Chronic hepatitis B is an important health problem worldwide. Lamivudine, adefovir, entecavir and telbivudine are the oral drugs licensed for the treatment of patients with chronic hepatitis B. Implementation of antiviral therapy leads to the emergence of mutant strains during the treatment in chronic hepatitis B. Primary antiviral resistance may be rarely encountered. The aims of this study were to detect the resistance patterns of Hepatit B Virus strains in treatment-naive chronic hepatitis B patients.

MATERIALS AND METHODS:

A total of 147 CHB patients were included to this study which was carried on between January 2007- December 2010. HBV DNA levels were detected by using the Real time PCR (COBAS Ampli- Prep/COBAS TaqMan HBV Test).
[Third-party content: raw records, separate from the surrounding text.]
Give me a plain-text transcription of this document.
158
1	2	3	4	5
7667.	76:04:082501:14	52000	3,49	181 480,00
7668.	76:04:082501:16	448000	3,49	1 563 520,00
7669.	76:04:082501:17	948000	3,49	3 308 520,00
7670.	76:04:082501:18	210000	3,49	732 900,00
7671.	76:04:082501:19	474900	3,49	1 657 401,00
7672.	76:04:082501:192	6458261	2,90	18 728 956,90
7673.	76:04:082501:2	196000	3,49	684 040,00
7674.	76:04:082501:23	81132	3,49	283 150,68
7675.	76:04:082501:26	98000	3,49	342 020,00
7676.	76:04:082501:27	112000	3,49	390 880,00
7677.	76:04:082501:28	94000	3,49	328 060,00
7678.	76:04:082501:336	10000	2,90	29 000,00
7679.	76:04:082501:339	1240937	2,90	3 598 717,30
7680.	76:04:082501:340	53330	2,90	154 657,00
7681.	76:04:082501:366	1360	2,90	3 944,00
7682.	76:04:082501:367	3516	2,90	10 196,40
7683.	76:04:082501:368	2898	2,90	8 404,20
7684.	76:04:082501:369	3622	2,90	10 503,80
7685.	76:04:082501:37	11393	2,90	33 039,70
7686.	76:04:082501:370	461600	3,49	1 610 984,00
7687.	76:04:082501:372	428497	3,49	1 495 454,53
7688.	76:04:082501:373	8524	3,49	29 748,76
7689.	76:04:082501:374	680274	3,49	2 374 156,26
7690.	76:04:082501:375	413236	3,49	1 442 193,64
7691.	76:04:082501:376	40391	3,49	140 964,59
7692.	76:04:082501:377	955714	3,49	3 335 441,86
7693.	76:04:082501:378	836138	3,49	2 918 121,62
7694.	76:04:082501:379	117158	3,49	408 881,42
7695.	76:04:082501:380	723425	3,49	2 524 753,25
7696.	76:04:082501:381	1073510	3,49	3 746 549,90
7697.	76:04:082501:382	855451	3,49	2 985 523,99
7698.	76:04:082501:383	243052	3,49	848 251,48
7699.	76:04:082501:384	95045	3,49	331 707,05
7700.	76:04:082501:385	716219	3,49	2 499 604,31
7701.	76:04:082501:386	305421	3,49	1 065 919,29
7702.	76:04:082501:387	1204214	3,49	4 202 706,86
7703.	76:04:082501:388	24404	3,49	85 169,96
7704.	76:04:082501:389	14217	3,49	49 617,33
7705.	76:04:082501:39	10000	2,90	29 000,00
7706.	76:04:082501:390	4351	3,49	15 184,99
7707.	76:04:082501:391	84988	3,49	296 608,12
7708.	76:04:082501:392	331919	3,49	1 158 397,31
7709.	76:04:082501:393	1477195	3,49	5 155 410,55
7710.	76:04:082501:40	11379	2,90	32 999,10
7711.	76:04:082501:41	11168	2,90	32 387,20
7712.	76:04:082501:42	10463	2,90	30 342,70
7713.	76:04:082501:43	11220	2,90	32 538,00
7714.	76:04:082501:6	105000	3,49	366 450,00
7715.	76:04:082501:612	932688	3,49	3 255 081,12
HBV-DNA was extracted from the sera of the patients by using extraction kit (Invisorb, Instant Spin DNA/RNA Virus Mini Kit, Germany). A line prob assay (Inno-Lipa HBV DR v2, Innogenetics N.V, Ghent, Belgium) was used to determine motif variants at viral polymerase gene fragment in HBV-DNA samples of these patients and evaluated colorimetrically.

RESULTS:

In 147 patients antiviral resistance rate was found 17% (25/147) for lamivudin, 5.44% (8/147) adefovir, 0.68%(1/147) lamivudin and adefovir. Various mutations were detected. This mutations; responsible for lamivudine resistance YMDD+YVDD (n=10), YMDD+YIDD (n=12), YIDD (n=2), YVDD (=1); responsible for adefovir resistance N236T (n=3), A181T (n=5); responsible for lamivudine and adefovir resistance YMDD+YIDD+N236T (n=1).

CONCLUSIONS:

As a conclusion, it is thought that drug resistance should be followed up regularly, the determination of HBV drug resistance as immediate as possible period may be instructive for the treatment and follow-up in CHB patients. Although determination of known mutations with Inno Lipa DR v2 method is disadvantage, because of ease of application and the determination of both lamivudin-adefovir resistance in a short time, it can be used for the treatment and follow-up in CHB patients.